Napoleão Bonaparte poderia, muito bem, ser considerado como um paradigma altamente significativo da transição entre o domínio sócio-político que até o final da "época moderna" vinha exercendo a segunda casta e que desde o início da "idade contemporânea" começará a monopolizar a terceira casta: a dos mercadores ou viaishas. Em Napoleão Bonaparte vemos ao membro da casta guerreira (seu pai pertencia à nobreza córsega) que atua movido pela ideologia do liberalismo triunfante graças à Revolução Francesa e que não é outra que a própria da casta dos mercadores; isso é, da burguesia que vê no liberalismo econômico a possibilidade de realizar suas aspirações comerciais e/ou econômicas.

A partir de então e ao longo dessa "idade contemporânea" a terceira casta se apossará do poder, salvo nos períodos nos quais a quarta casta - a da "mão de obra" - dirija (pelo menos aparentemente) os regimes políticos comunistas e imponha o chamado Quarto Estado.

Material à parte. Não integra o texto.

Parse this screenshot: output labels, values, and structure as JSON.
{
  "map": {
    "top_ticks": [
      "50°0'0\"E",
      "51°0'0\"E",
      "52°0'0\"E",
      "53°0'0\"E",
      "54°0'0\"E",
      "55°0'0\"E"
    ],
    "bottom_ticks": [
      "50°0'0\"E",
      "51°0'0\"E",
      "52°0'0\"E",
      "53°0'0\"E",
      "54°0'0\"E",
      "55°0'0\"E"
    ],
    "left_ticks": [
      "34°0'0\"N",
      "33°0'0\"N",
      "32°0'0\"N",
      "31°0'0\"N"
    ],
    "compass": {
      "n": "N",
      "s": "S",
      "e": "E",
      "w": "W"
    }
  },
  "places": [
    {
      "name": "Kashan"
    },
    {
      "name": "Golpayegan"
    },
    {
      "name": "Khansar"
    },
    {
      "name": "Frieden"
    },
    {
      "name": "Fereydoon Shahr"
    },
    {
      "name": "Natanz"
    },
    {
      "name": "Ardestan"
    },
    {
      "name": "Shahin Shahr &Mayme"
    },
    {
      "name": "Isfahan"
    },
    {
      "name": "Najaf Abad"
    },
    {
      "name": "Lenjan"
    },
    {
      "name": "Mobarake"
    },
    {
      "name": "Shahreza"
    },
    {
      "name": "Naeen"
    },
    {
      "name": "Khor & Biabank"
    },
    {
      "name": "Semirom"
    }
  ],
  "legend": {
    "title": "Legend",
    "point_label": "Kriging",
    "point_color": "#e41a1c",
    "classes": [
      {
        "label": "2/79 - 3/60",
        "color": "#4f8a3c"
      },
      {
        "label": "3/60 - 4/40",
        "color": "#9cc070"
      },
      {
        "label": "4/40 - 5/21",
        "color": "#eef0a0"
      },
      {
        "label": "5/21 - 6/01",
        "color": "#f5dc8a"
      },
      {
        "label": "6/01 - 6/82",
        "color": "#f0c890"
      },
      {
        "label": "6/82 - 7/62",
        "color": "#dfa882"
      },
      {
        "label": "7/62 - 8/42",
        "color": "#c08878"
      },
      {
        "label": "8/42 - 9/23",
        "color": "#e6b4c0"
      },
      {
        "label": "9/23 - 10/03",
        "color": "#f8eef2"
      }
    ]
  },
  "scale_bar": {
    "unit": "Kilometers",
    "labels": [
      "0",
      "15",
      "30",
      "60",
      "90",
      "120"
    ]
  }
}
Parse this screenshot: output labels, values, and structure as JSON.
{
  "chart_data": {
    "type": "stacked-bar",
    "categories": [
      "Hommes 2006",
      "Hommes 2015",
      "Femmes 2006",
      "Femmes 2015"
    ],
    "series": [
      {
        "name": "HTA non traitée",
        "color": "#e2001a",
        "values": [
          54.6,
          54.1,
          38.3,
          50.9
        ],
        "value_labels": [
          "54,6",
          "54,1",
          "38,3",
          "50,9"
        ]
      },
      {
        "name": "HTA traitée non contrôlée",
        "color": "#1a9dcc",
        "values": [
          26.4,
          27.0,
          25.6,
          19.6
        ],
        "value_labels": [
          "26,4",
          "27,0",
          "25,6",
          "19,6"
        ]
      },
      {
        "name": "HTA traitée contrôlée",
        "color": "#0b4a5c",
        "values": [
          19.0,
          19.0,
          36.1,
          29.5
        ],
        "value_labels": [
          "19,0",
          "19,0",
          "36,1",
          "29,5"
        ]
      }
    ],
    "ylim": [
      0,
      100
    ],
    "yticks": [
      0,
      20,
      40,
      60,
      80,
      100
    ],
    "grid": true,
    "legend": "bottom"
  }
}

Bem é certo que, após a queda do comunismo na Europa Oriental a fins da década de 80 do século passado, há quem considerou, acertadamente que o clássico mundo do liberal-capitalismo burguês (Terceiro Estado imposto pela terceira casta) foi substituído por um tipo de vida ainda mais coletivista, gregária, amorfa, uniformizada e desenraizada que a imposta pelo marxismo e na qual já qualquer referente ideológico foi enterrado. O único impulso, e referente, que atua é o econômico e as atividades que, avassaladoramente, se impõem são a produção e o consumo desenfreados. Mundo sem referentes é igual ao que ocorria, na Índia Tradicional, com aqueles indivíduos que se encontravam fora e por baixo do sistema de castas (os "sem casta" ou párias) e que haviam dado as costas a qualquer norma formadora e a qualquer tipo de raizame: os "sem tradição" e "sem linhagem". Indivíduos que por suas condutas dissolventes ou desonrosas haviam sido expulsos de suas respectivas castas: "os desterrados". Evola previu de maneira magistral este devir e o tipo de sociedade que do mesmo se derivara a definiu como a da hegemonia do Quinto Estado; e que, sem dúvida, corresponde ao atual modelo planetário de globalização e de homogeneização alienante e desenraizadora.

Porém em meio a tantos processos dissolventes e de tanta corrente contrária, quem nos diria que não seja todavia possível que alguns homens consigam manter-se de pé entre as ruínas, e alcancem uma superior dignidade interior e inaugurem um novo Ciclo Heroico?!